TOMEK JAROLIM [ENTRETIEN]

TOMEK JAROLIM [ENTRETIEN]

« Nous ne pouvons travailler à l’heure actuelle que sur le fini car nous ne savons pas encore manipuler l’infini. J’aime cette idée que l’impossible reste impossible et que persiste une faille. » Tomek Jarolim

 

Que cela soit par ses tentatives de reconstituer en images numériques la bibliothèque de Babel qu’évoque Borges, de compter et répertorier les étoiles, ou d’introduire le spectateur dans l’ondulation à peine perceptible du rouge, vert et bleu qui composent les couleurs des écrans, les travaux de Tomek Jarolim sont tous vertigineux. Sa recherche porte sur l’ensemble des possibles qui existent entre l’infiniment grand et l’infiniment petit, entre le tout et le rien, cet espace immensément vaste qui est le nôtre. Et si ses travaux s’appuient sur la recherche d’algorithmes afin de produire des images des mécaniques célestes ou de phénomènes optiques, ils portent avant tout sur notre manière d’appréhender l’univers et sur notre capacité à faire, grâce à la science, corps avec lui.

 

Quels sont tes outils de travail en tant qu’artiste ?

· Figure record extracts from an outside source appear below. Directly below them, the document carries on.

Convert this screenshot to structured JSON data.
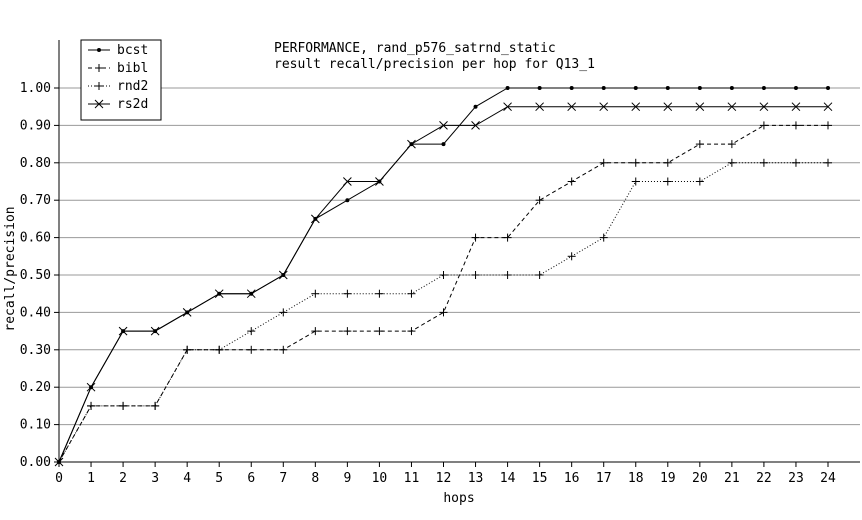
{
  "chart_data": {
    "type": "line",
    "title": "PERFORMANCE, rand_p576_satrnd_static",
    "subtitle": "result recall/precision per hop for Q13_1",
    "xlabel": "hops",
    "ylabel": "recall/precision",
    "xlim": [
      0,
      24
    ],
    "ylim": [
      0,
      1.05
    ],
    "grid": "horizontal",
    "legend_position": "top-left",
    "x": [
      0,
      1,
      2,
      3,
      4,
      5,
      6,
      7,
      8,
      9,
      10,
      11,
      12,
      13,
      14,
      15,
      16,
      17,
      18,
      19,
      20,
      21,
      22,
      23,
      24
    ],
    "x_ticks": [
      "0",
      "1",
      "2",
      "3",
      "4",
      "5",
      "6",
      "7",
      "8",
      "9",
      "10",
      "11",
      "12",
      "13",
      "14",
      "15",
      "16",
      "17",
      "18",
      "19",
      "20",
      "21",
      "22",
      "23",
      "24"
    ],
    "y_ticks": [
      "0.00",
      "0.10",
      "0.20",
      "0.30",
      "0.40",
      "0.50",
      "0.60",
      "0.70",
      "0.80",
      "0.90",
      "1.00"
    ],
    "series": [
      {
        "name": "bcst",
        "marker": "dot",
        "dash": "solid",
        "values": [
          0,
          0.2,
          0.35,
          0.35,
          0.4,
          0.45,
          0.45,
          0.5,
          0.65,
          0.7,
          0.75,
          0.85,
          0.85,
          0.95,
          1.0,
          1.0,
          1.0,
          1.0,
          1.0,
          1.0,
          1.0,
          1.0,
          1.0,
          1.0,
          1.0
        ]
      },
      {
        "name": "bibl",
        "marker": "plus",
        "dash": "dashed",
        "values": [
          0,
          0.15,
          0.15,
          0.15,
          0.3,
          0.3,
          0.3,
          0.3,
          0.35,
          0.35,
          0.35,
          0.35,
          0.4,
          0.6,
          0.6,
          0.7,
          0.75,
          0.8,
          0.8,
          0.8,
          0.85,
          0.85,
          0.9,
          0.9,
          0.9
        ]
      },
      {
        "name": "rnd2",
        "marker": "plus",
        "dash": "dotted",
        "values": [
          0,
          0.15,
          0.15,
          0.15,
          0.3,
          0.3,
          0.35,
          0.4,
          0.45,
          0.45,
          0.45,
          0.45,
          0.5,
          0.5,
          0.5,
          0.5,
          0.55,
          0.6,
          0.75,
          0.75,
          0.75,
          0.8,
          0.8,
          0.8,
          0.8
        ]
      },
      {
        "name": "rs2d",
        "marker": "cross",
        "dash": "solid",
        "values": [
          0,
          0.2,
          0.35,
          0.35,
          0.4,
          0.45,
          0.45,
          0.5,
          0.65,
          0.75,
          0.75,
          0.85,
          0.9,
          0.9,
          0.95,
          0.95,
          0.95,
          0.95,
          0.95,
          0.95,
          0.95,
          0.95,
          0.95,
          0.95,
          0.95
        ]
      }
    ]
  }
}
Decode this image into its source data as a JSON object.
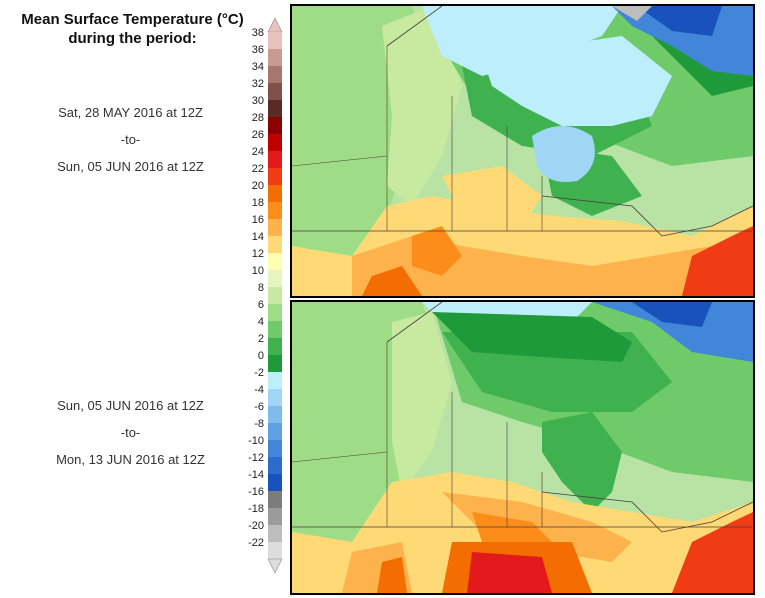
{
  "header": {
    "title_line1": "Mean Surface Temperature (°C)",
    "title_line2": "during the period:"
  },
  "periods": [
    {
      "start": "Sat, 28 MAY 2016 at 12Z",
      "sep": "-to-",
      "end": "Sun, 05 JUN 2016 at 12Z"
    },
    {
      "start": "Sun, 05 JUN 2016 at 12Z",
      "sep": "-to-",
      "end": "Mon, 13 JUN 2016 at 12Z"
    }
  ],
  "legend": {
    "labels": [
      "38",
      "36",
      "34",
      "32",
      "30",
      "28",
      "26",
      "24",
      "22",
      "20",
      "18",
      "16",
      "14",
      "12",
      "10",
      "8",
      "6",
      "4",
      "2",
      "0",
      "-2",
      "-4",
      "-6",
      "-8",
      "-10",
      "-12",
      "-14",
      "-16",
      "-18",
      "-20",
      "-22"
    ],
    "colors": [
      "#e8c3bd",
      "#c99a92",
      "#a8766e",
      "#80514a",
      "#5c2a25",
      "#8b0000",
      "#c00000",
      "#e31a1c",
      "#f03c14",
      "#f46d00",
      "#fd8d1a",
      "#feb24c",
      "#fed976",
      "#ffffb2",
      "#e5f5c0",
      "#c7eaa0",
      "#9fdc86",
      "#6fcb6a",
      "#3fb24f",
      "#1f9a3a",
      "#bdeefc",
      "#9fd6f5",
      "#7fbcec",
      "#5fa1e3",
      "#4186d8",
      "#2c6ccc",
      "#1a52bd",
      "#7c7c7c",
      "#9b9b9b",
      "#bdbdbd",
      "#dddddd"
    ]
  },
  "maps": [
    {
      "name": "map-week1"
    },
    {
      "name": "map-week2"
    }
  ]
}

Mes premiers travaux sur la programmation datent des Beaux-Arts. Il s’y trouvait un pôle consacré au numérique, à l’algorithmique et à ce que l’on appelle du creative coding. En regardant les peintres avec leur palette et leurs pinceaux, je me suis demandé comment je pouvais représenter ma propre image numérique. Tandis que les couleurs primaires des peintres sont le cyan, le magenta et le jaune, mes composantes de base sont le rouge, le vert et le bleu. Tandis que leur toile vierge est blanche, la mienne est noire. Et si par la saturation de peinture leur toile devient noire, la mienne devient blanche. Mon point de départ a donc été cet écran noir que je remplis pour le faire devenir blanc.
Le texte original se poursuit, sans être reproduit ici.